Rahiplerin dili tutulmuştu.
Ekselansları Veliaht Prens tam olarak böyle bir insandı.
Hiç üstesinden gelemediği bir şeyle mücadele etmemiş, hiç onu sevmeyen birisiyle
karşılaşmamıştı. Her zaman haklıydı ve o dünyanın kalbiydi.
Bu yüzden de rahipler kalplerindeki acıyla kendi kendilerine düşündüler. “Sen ne halt
bilirsin!?”
Ancak onların daha fazla konuşması uygun olmazdı ve başka bir şey söylemeye de cüret
edemezlerdi. Ekselansları zaten onları dinlemeyecekti.

İkinci hikaye de Veliaht Prens on yedi yaşındayken gerçekleşmişti.
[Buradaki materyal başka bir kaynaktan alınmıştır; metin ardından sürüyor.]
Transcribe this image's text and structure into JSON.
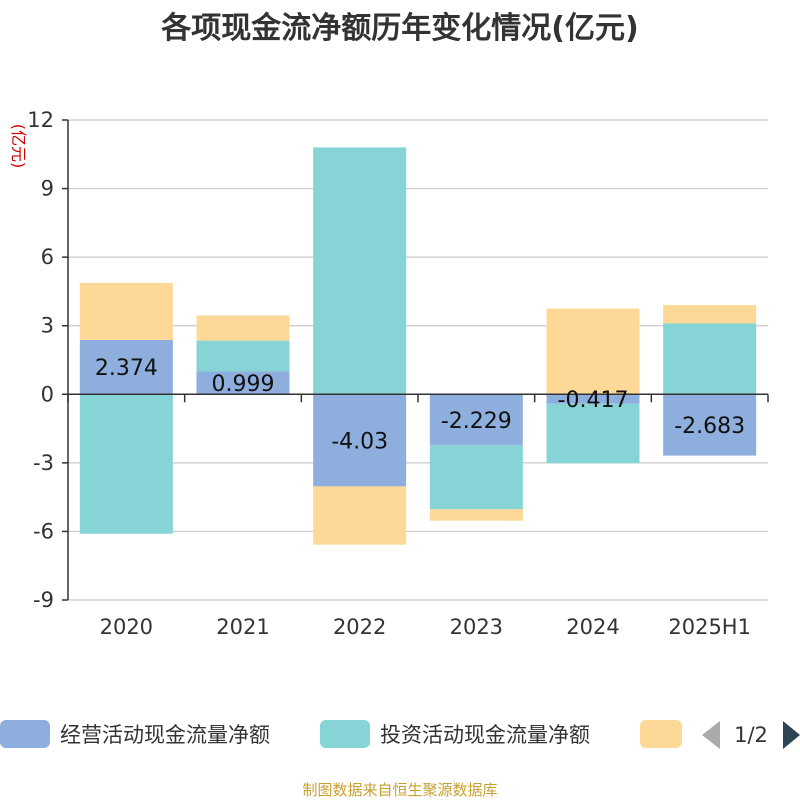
{
  "chart_data": {
    "type": "bar",
    "stacked": true,
    "title": "各项现金流净额历年变化情况(亿元)",
    "unit": "(亿元)",
    "categories": [
      "2020",
      "2021",
      "2022",
      "2023",
      "2024",
      "2025H1"
    ],
    "series": [
      {
        "name": "经营活动现金流量净额",
        "color": "#8eaedd",
        "values": [
          2.374,
          0.999,
          -4.03,
          -2.229,
          -0.417,
          -2.683
        ],
        "labels": [
          "2.374",
          "0.999",
          "-4.03",
          "-2.229",
          "-0.417",
          "-2.683"
        ]
      },
      {
        "name": "投资活动现金流量净额",
        "color": "#86d4d6",
        "values": [
          -6.1,
          1.35,
          10.8,
          -2.8,
          -2.6,
          3.1
        ]
      },
      {
        "color": "#fdd896",
        "values": [
          2.5,
          1.1,
          -2.55,
          -0.5,
          3.75,
          0.8
        ]
      }
    ],
    "ylim": [
      -9,
      12
    ],
    "yticks": [
      -9,
      -6,
      -3,
      0,
      3,
      6,
      9,
      12
    ],
    "grid": true,
    "legend_position": "bottom",
    "legend_page": "1/2",
    "source": "制图数据来自恒生聚源数据库"
  }
}
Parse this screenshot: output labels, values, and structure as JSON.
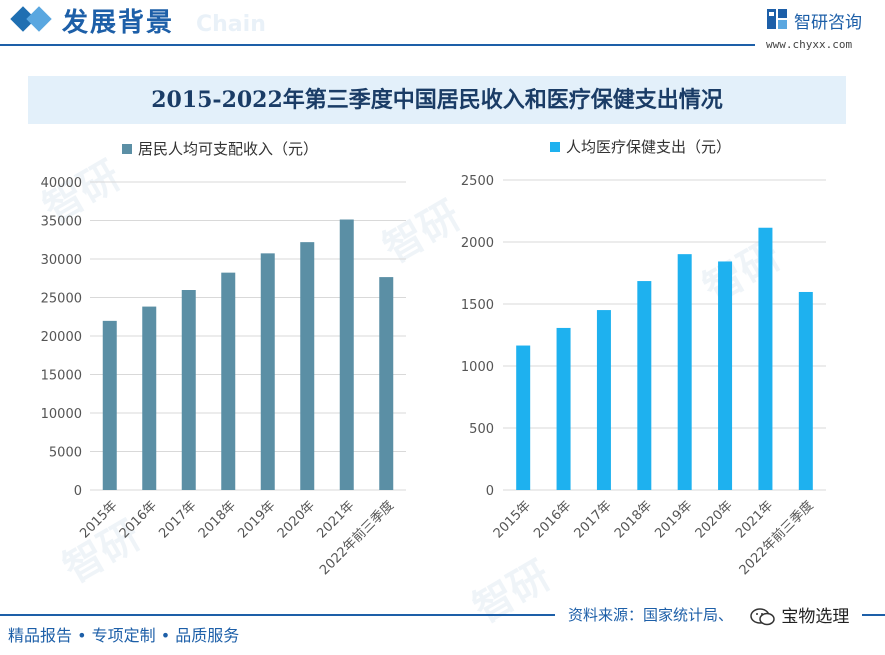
{
  "header": {
    "section_title": "发展背景",
    "watermark_text": "Chain",
    "logo_name": "智研咨询",
    "logo_url": "www.chyxx.com",
    "colors": {
      "brand": "#1d5fa8"
    }
  },
  "banner": {
    "title": "2015-2022年第三季度中国居民收入和医疗保健支出情况"
  },
  "chart_data": [
    {
      "type": "bar",
      "title": "",
      "legend": "居民人均可支配收入（元）",
      "legend_position": "top-left",
      "color": "#5b8fa5",
      "categories": [
        "2015年",
        "2016年",
        "2017年",
        "2018年",
        "2019年",
        "2020年",
        "2021年",
        "2022年前三季度"
      ],
      "series": [
        {
          "name": "居民人均可支配收入（元）",
          "values": [
            21966,
            23821,
            25974,
            28228,
            30733,
            32189,
            35128,
            27650
          ]
        }
      ],
      "ylim": [
        0,
        40000
      ],
      "yticks": [
        0,
        5000,
        10000,
        15000,
        20000,
        25000,
        30000,
        35000,
        40000
      ],
      "grid": true
    },
    {
      "type": "bar",
      "title": "",
      "legend": "人均医疗保健支出（元）",
      "legend_position": "top-left",
      "color": "#1eb1ef",
      "categories": [
        "2015年",
        "2016年",
        "2017年",
        "2018年",
        "2019年",
        "2020年",
        "2021年",
        "2022年前三季度"
      ],
      "series": [
        {
          "name": "人均医疗保健支出（元）",
          "values": [
            1165,
            1307,
            1451,
            1685,
            1902,
            1843,
            2115,
            1597
          ]
        }
      ],
      "ylim": [
        0,
        2500
      ],
      "yticks": [
        0,
        500,
        1000,
        1500,
        2000,
        2500
      ],
      "grid": true
    }
  ],
  "footer": {
    "slogan": "精品报告 • 专项定制 • 品质服务",
    "source": "资料来源：国家统计局、",
    "badge": "宝物选理"
  }
}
Efsaneye göre, Sarı Nehir’in güney kısmındaki Yi Nian Köprüsü olarak anılan yerde, herkesçe
bilinen bir hayalet yıllarca dolaşmıştı.
Hayalet bütünüyle korkunçtu – cehennem ateşleri adımlarını takip ederken mahvolmuş bir
zırh giyer ve tüm bedeni sayısız kılıç ve okla delindiği için kanlarla kaplıydı. Attığı her adımda
arkasında kan ve alevlerin izini bırakırdı. Birkaç yılda bir, gece bir anda belirerek köprüde
dolaşır ve yoldan geçenleri durdurarak üç soru sorardı: “Burası neresi?”, “Ben kimim?”,
“Şimdi ne yapacaksın?”
Eğer soruları doğru cevaplanmazsa karşısındakini tek lokmada yutardı. Soruların doğru
yanıtını bilen hiç kimse de olmadığından hayalet kısa bir süre içinde sayısız kişiyi yutmuştu.
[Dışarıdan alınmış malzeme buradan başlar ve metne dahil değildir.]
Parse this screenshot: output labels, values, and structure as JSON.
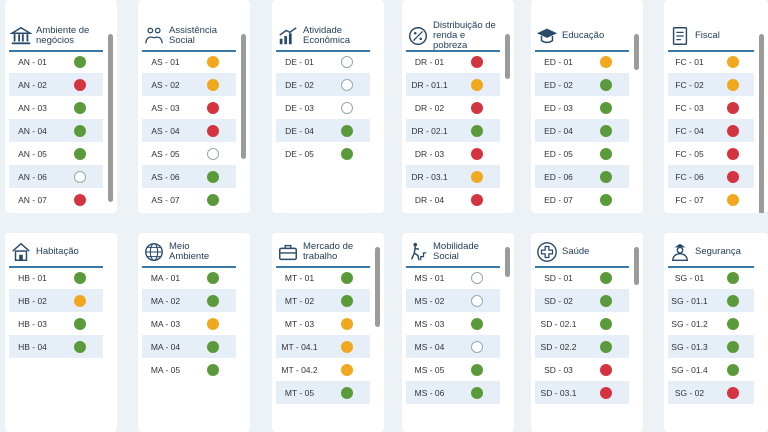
{
  "colors": {
    "green": "#5b9a3a",
    "red": "#d43440",
    "orange": "#f0a91e",
    "header_line": "#3a78a6"
  },
  "cards": [
    {
      "id": "ambiente",
      "title": "Ambiente de\nnegócios",
      "icon": "bank-icon",
      "rows": [
        [
          "AN - 01",
          "green"
        ],
        [
          "AN - 02",
          "red"
        ],
        [
          "AN - 03",
          "green"
        ],
        [
          "AN - 04",
          "green"
        ],
        [
          "AN - 05",
          "green"
        ],
        [
          "AN - 06",
          "empty"
        ],
        [
          "AN - 07",
          "red"
        ]
      ]
    },
    {
      "id": "assistencia",
      "title": "Assistência\nSocial",
      "icon": "people-hands-icon",
      "rows": [
        [
          "AS - 01",
          "orange"
        ],
        [
          "AS - 02",
          "orange"
        ],
        [
          "AS - 03",
          "red"
        ],
        [
          "AS - 04",
          "red"
        ],
        [
          "AS - 05",
          "empty"
        ],
        [
          "AS - 06",
          "green"
        ],
        [
          "AS - 07",
          "green"
        ]
      ]
    },
    {
      "id": "atividade",
      "title": "Atividade\nEconômica",
      "icon": "growth-chart-icon",
      "rows": [
        [
          "DE - 01",
          "empty"
        ],
        [
          "DE - 02",
          "empty"
        ],
        [
          "DE - 03",
          "empty"
        ],
        [
          "DE - 04",
          "green"
        ],
        [
          "DE - 05",
          "green"
        ]
      ]
    },
    {
      "id": "distribuicao",
      "title": "Distribuição de\nrenda e pobreza",
      "icon": "coin-icon",
      "rows": [
        [
          "DR - 01",
          "red"
        ],
        [
          "DR - 01.1",
          "orange"
        ],
        [
          "DR - 02",
          "red"
        ],
        [
          "DR - 02.1",
          "green"
        ],
        [
          "DR - 03",
          "red"
        ],
        [
          "DR - 03.1",
          "orange"
        ],
        [
          "DR - 04",
          "red"
        ]
      ]
    },
    {
      "id": "educacao",
      "title": "Educação",
      "icon": "graduation-cap-icon",
      "rows": [
        [
          "ED - 01",
          "orange"
        ],
        [
          "ED - 02",
          "green"
        ],
        [
          "ED - 03",
          "green"
        ],
        [
          "ED - 04",
          "green"
        ],
        [
          "ED - 05",
          "green"
        ],
        [
          "ED - 06",
          "green"
        ],
        [
          "ED - 07",
          "green"
        ]
      ]
    },
    {
      "id": "fiscal",
      "title": "Fiscal",
      "icon": "document-icon",
      "rows": [
        [
          "FC - 01",
          "orange"
        ],
        [
          "FC - 02",
          "orange"
        ],
        [
          "FC - 03",
          "red"
        ],
        [
          "FC - 04",
          "red"
        ],
        [
          "FC - 05",
          "red"
        ],
        [
          "FC - 06",
          "red"
        ],
        [
          "FC - 07",
          "orange"
        ]
      ]
    },
    {
      "id": "habitacao",
      "title": "Habitação",
      "icon": "house-icon",
      "rows": [
        [
          "HB - 01",
          "green"
        ],
        [
          "HB - 02",
          "orange"
        ],
        [
          "HB - 03",
          "green"
        ],
        [
          "HB - 04",
          "green"
        ]
      ]
    },
    {
      "id": "meio",
      "title": "Meio\nAmbiente",
      "icon": "globe-icon",
      "rows": [
        [
          "MA - 01",
          "green"
        ],
        [
          "MA - 02",
          "green"
        ],
        [
          "MA - 03",
          "orange"
        ],
        [
          "MA - 04",
          "green"
        ],
        [
          "MA - 05",
          "green"
        ]
      ]
    },
    {
      "id": "mercado",
      "title": "Mercado de\ntrabalho",
      "icon": "briefcase-icon",
      "rows": [
        [
          "MT - 01",
          "green"
        ],
        [
          "MT - 02",
          "green"
        ],
        [
          "MT - 03",
          "orange"
        ],
        [
          "MT - 04.1",
          "orange"
        ],
        [
          "MT - 04.2",
          "orange"
        ],
        [
          "MT - 05",
          "green"
        ]
      ]
    },
    {
      "id": "mobilidade",
      "title": "Mobilidade\nSocial",
      "icon": "climbing-person-icon",
      "rows": [
        [
          "MS - 01",
          "empty"
        ],
        [
          "MS - 02",
          "empty"
        ],
        [
          "MS - 03",
          "green"
        ],
        [
          "MS - 04",
          "empty"
        ],
        [
          "MS - 05",
          "green"
        ],
        [
          "MS - 06",
          "green"
        ]
      ]
    },
    {
      "id": "saude",
      "title": "Saúde",
      "icon": "medical-cross-icon",
      "rows": [
        [
          "SD - 01",
          "green"
        ],
        [
          "SD - 02",
          "green"
        ],
        [
          "SD - 02.1",
          "green"
        ],
        [
          "SD - 02.2",
          "green"
        ],
        [
          "SD - 03",
          "red"
        ],
        [
          "SD - 03.1",
          "red"
        ]
      ]
    },
    {
      "id": "seguranca",
      "title": "Segurança",
      "icon": "police-officer-icon",
      "rows": [
        [
          "SG - 01",
          "green"
        ],
        [
          "SG - 01.1",
          "green"
        ],
        [
          "SG - 01.2",
          "green"
        ],
        [
          "SG - 01.3",
          "green"
        ],
        [
          "SG - 01.4",
          "green"
        ],
        [
          "SG - 02",
          "red"
        ]
      ]
    }
  ]
}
Veliaht Prens bir gün dolaşırken bu hikayeyi duyar ve Yi Nian Köprüsünü bulduktan sonra bir
gece hayaletle karşılaşana dek aralıksız bir şekilde nöbet tutmaya başlar.
Hayalet en sonunda bir anda belirir, sahiden de hikayelerde anlatıldığı kadar uğursuz ve
korkunçtur. Ağzını açarak Veliaht Prense ilk soruyu sorar, Veliaht Prens ise gülümseyerek
yanıtlar. “Burası insan diyarı.”
Hayalet tekrar konuşur. “Burası cehennem.”
Şanssızlığına daha ilk sorudan yanlış cevabı vermiştir.
Veliaht Prens kendi kendine: “Nasıl olsa soruları yanlış cevaplayacağım, neden hayaletin tüm
soruları sormasını bekleyeyim?” diye düşünür ve bu yüzden de silahını çıkartarak savaşmaya
başlar.
Savaş gökyüzü alacakaranlığa bürünene ve hava kararana dek sürmüş. Veliaht Prens
yetenekli bir dövüş ustasıyken, hayalet de iğrenç ve dehşet vericiydi. Bir adam ve bir hayalet,
gökyüzündeki güneş ve ay yer değiştirene dek savaşmaya devam etti, en sonunda ise yenilen
hayaletti.
Hayalet kaybolduktan sonra Veliaht Prens köprünün ayağına çiçeklenen bir ağaç ekti. O
sırada bir taocu yoldan geçiyordu ki onun becerikli bir biçimde bir avuç altın toprağı hayalete
diğer hayatında yardım etmesi için saçtığını gördü. “Ne yapıyorsunuz?”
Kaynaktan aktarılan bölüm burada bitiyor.